Let QR be called x.
The length of the rope is:
\(\begin{aligned}{c}l &= PR + RS\\ &= \sqrt {P{Q^2} + {x^2}} + \sqrt {S{T^2} + {{\left( {QT - x} \right)}^2}} \end{aligned}\)
From equation (1), the length is minimum for:
\(\begin{aligned}{c}{\frac{{dl}}{{dx}}_{x = {x_{\min }}}} &= 0\\\frac{{{x_{\min }}}}{{\sqrt {P{Q^2} + x_{\min }^2} }} - \frac{{\left( {QT - {x_{\min }}} \right)}}{{\sqrt {S{T^2} + {{\left( {QT - {x_{\min }}} \right)}^2}} }} &= 0\\\frac{{{x_{\min }}}}{{\sqrt {P{Q^2} + x_{\min }^2} }} &= \frac{{\left( {QT - {x_{\min }}} \right)}}{{\sqrt {S{T^2} + {{\left( {QT - {x_{\min }}} \right)}^2}} }}\end{aligned}\)
But from the figure:
\(\begin{aligned}{c}\frac{{{x_{\min }}}}{{\sqrt {P{Q^2} + x_{\min }^2} }} &= \frac{{QR}}{{PR}}\\ &= \cos {\theta _1}\end{aligned}\)
and
\(\begin{aligned}{c}\frac{{\left( {QT - {x_{\min }}} \right)}}{{\sqrt {S{T^2} + {{\left( {QT - {x_{\min }}} \right)}^2}} }} &= \frac{{RT}}{{RS}}\\ &= \cos {\theta _2}\end{aligned}\)

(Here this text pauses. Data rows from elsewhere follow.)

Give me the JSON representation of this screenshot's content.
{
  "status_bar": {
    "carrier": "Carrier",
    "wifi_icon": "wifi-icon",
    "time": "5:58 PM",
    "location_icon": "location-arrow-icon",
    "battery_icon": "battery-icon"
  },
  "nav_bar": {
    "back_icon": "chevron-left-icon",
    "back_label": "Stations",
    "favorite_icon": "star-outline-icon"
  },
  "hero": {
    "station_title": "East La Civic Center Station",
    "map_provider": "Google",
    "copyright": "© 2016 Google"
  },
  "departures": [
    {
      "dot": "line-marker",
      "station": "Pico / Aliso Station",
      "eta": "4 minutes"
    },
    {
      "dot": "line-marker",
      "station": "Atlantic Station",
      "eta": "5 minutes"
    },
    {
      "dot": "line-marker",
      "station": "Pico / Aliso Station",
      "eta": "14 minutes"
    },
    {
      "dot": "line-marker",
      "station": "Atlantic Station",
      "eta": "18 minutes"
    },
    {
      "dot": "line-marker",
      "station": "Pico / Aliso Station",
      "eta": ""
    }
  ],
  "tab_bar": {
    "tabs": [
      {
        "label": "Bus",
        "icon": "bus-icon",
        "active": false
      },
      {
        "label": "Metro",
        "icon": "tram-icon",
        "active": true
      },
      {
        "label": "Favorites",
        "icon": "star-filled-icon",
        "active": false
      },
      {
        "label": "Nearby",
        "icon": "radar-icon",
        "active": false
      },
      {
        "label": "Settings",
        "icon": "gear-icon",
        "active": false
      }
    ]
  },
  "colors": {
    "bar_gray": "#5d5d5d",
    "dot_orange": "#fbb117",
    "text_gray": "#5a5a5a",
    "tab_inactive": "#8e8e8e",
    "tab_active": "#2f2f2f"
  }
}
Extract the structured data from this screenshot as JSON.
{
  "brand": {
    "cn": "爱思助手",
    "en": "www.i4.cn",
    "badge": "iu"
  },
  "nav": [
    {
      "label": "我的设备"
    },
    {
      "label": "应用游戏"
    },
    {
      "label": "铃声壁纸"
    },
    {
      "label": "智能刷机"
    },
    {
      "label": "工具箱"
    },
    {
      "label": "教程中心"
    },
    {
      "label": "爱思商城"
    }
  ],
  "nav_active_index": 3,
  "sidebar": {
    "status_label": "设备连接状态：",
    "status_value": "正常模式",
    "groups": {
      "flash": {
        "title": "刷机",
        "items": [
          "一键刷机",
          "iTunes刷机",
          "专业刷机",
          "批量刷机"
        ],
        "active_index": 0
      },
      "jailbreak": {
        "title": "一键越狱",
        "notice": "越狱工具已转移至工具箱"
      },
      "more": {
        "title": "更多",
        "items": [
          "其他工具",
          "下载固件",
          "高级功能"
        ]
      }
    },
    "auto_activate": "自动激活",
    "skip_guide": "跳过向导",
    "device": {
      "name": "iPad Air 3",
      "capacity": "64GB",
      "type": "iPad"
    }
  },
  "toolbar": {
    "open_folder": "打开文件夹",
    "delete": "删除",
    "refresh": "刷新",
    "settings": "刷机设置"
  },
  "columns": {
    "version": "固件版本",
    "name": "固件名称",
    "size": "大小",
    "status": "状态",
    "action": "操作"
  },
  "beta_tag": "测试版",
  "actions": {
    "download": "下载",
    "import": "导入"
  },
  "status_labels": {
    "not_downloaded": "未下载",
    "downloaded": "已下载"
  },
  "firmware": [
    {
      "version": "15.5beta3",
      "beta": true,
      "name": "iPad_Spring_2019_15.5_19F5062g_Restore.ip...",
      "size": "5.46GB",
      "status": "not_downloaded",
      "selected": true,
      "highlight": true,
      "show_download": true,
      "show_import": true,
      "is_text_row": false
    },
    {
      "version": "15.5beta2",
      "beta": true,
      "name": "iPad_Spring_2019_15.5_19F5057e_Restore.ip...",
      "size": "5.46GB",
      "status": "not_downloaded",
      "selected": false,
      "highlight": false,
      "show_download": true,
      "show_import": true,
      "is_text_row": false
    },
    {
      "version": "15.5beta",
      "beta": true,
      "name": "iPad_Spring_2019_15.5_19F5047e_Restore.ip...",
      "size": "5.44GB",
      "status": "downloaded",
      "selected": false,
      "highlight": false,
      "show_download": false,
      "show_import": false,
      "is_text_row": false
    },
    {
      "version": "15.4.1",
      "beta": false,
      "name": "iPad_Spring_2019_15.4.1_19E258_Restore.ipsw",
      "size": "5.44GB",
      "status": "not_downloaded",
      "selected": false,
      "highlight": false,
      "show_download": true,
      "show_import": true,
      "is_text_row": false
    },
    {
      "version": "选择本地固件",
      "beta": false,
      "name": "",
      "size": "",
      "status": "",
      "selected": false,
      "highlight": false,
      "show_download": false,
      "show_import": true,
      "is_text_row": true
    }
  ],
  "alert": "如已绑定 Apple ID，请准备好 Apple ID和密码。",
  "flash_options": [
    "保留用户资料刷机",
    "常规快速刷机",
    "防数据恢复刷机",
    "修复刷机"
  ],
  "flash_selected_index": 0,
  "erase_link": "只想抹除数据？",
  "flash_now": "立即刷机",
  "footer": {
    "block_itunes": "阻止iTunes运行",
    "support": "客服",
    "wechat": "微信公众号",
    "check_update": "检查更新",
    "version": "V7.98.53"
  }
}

Thus, the minimization condition becomes:
\(\cos {\theta _1} = \cos {\theta _2}\)
Since both the angles are acute angles, the condition becomes\({\theta _1} = {\theta _2}\).
It is proved that the length of the rope is minimum when \({\theta _1} = {\theta _2}\).